531V Poster Online - Virtual Posters
Wednesday April 06, 4:00 PM - 7:00 PM

Social experience and pheromone receptor activity reprogram behavioral switch gene splicing and neuromodulatory gene expression in sensory neurons


Authors:
Bryson Deanhardt 1, 3; Qichen Duan 2; Chengcheng Du 2; Charles Soeder 3; Corbin Jones 3; Pelin Volkan 1, 2

Affiliations:
1) Department of Neurobiology, Duke University, Durham; 2) Department of Biology, Duke University, Durham; 3) Department of Biology, University of Chapel Hill, Chapel Hill

Keywords:
z. other (Transcriptional regulation); g. courtship and mating

Social experience and pheromone signaling in pheromone sensing olfactory neurons affect pheromone responses and male courtship behaviors in Drosophila. We previously showed that social experience and pheromone signaling modulates chromatin around behavioral switch gene fruitless, which encodes a transcription factor necessary and sufficient for male courtship behaviors. Fruitless drives social context dependent modulation of courtship behaviors and pheromone responses in sensory neurons, however, the molecular mechanisms underlying this circuit-level neuromodulation remain less clear. To identify the molecular mechanisms driving social experience-dependent neuromodulation, we performed RNA-seq from antennal samples of mutants in pheromone receptors and fruitless, as well as grouped or socially isolated wild-type males. We found that loss of pheromone detection differentially altered the usage levels of fruitless exons, suggesting changes in splicing patterns. In addition, many Fruitless target neuromodulatory genes, such as neurotransmitter receptors, ion channels, and ion transporters, were differentially regulated by social context and pheromone signaling. Recent studies showed that social experience and juvenile hormone signaling coregulated fru chromatin to modify pheromone responses in olfactory neurons.
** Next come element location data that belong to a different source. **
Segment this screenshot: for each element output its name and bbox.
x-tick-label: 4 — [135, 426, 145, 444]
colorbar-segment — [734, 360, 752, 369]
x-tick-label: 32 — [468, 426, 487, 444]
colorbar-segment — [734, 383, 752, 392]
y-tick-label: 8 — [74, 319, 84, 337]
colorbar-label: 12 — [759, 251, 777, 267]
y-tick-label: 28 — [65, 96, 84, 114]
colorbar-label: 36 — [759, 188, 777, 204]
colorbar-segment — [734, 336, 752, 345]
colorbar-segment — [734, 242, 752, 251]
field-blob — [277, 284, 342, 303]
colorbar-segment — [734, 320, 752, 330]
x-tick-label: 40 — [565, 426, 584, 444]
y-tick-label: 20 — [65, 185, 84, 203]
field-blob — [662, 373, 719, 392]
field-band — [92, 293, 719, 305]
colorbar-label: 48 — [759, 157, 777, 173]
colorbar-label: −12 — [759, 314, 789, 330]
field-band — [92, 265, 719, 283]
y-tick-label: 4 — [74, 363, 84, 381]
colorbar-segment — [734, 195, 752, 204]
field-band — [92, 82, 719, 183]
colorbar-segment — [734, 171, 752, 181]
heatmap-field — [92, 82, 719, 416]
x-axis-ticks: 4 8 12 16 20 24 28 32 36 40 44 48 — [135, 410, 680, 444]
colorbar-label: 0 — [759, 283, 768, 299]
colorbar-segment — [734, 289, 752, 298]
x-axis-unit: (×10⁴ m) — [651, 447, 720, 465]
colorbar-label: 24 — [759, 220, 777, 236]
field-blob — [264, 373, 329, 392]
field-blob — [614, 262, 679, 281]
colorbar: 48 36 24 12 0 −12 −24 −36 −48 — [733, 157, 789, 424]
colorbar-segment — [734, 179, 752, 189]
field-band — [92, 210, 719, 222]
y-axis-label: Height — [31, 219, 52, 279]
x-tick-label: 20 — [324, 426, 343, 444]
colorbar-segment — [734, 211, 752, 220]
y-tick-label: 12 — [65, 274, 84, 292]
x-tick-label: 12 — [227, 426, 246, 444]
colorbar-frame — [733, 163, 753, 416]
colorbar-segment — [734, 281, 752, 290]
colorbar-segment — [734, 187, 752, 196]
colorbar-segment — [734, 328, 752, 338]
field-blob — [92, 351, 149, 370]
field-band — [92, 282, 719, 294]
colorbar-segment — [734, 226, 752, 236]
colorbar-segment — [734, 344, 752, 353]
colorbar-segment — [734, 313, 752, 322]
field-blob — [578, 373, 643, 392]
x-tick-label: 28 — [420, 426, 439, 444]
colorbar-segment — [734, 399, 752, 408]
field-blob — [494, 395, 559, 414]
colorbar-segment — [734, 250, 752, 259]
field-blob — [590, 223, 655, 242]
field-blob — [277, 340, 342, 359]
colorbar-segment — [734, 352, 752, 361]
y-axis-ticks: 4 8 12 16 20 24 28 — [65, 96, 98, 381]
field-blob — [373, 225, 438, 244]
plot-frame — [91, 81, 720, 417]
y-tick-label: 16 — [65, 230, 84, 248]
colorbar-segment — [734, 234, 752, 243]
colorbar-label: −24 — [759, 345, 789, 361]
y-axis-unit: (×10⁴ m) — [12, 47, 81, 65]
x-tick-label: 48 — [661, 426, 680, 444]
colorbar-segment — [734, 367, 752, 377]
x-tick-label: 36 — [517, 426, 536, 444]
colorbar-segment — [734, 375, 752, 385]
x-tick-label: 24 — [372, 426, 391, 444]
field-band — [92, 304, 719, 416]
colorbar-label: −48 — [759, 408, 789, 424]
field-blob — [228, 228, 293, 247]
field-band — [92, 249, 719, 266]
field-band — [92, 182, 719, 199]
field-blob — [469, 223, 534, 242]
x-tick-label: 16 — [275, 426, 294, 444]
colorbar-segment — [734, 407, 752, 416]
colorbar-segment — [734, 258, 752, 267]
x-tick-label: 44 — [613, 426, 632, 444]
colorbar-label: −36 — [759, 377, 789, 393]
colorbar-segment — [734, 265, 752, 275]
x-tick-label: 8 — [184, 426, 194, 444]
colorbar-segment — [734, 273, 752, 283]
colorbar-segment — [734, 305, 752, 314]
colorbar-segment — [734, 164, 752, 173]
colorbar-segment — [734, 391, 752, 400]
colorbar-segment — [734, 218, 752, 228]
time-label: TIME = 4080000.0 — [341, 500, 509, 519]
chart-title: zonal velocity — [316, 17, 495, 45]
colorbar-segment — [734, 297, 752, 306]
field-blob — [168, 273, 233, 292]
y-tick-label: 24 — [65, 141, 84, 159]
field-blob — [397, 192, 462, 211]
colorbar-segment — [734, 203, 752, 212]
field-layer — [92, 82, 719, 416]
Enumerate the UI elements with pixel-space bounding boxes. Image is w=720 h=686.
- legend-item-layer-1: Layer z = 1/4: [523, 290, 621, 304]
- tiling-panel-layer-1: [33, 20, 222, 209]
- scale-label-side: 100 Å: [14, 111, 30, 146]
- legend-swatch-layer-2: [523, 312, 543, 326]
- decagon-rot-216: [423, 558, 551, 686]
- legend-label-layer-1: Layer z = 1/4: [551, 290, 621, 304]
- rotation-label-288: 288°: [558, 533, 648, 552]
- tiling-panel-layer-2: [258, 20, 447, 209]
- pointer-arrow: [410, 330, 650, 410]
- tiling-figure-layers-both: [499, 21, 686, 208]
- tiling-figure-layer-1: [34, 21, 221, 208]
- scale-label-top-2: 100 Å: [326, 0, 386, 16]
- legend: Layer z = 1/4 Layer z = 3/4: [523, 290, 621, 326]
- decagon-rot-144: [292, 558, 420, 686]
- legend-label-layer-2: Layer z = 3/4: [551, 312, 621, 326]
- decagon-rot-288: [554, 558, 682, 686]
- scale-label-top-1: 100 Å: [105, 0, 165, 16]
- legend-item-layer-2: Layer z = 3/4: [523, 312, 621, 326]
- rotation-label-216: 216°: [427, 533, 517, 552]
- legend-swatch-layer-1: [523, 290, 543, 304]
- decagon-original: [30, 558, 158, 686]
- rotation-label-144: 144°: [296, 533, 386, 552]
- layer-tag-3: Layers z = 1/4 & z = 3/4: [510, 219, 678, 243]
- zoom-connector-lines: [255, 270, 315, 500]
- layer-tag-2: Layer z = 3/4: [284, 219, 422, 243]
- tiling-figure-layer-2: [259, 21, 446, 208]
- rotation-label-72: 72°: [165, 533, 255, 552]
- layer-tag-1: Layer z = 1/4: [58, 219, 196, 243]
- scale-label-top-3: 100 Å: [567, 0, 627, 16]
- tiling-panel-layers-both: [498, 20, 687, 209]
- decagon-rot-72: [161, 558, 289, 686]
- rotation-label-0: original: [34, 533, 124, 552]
Interestingly, genes involved in juvenile hormone metabolism were also misregulated in different social contexts and mutant backgrounds. Our results suggest that modulation of circuit activity and behaviors in response to social experience and pheromone signaling arise due to large-scale changes in transcriptional programs for neuromodulators downstream of behavioral switch gene function.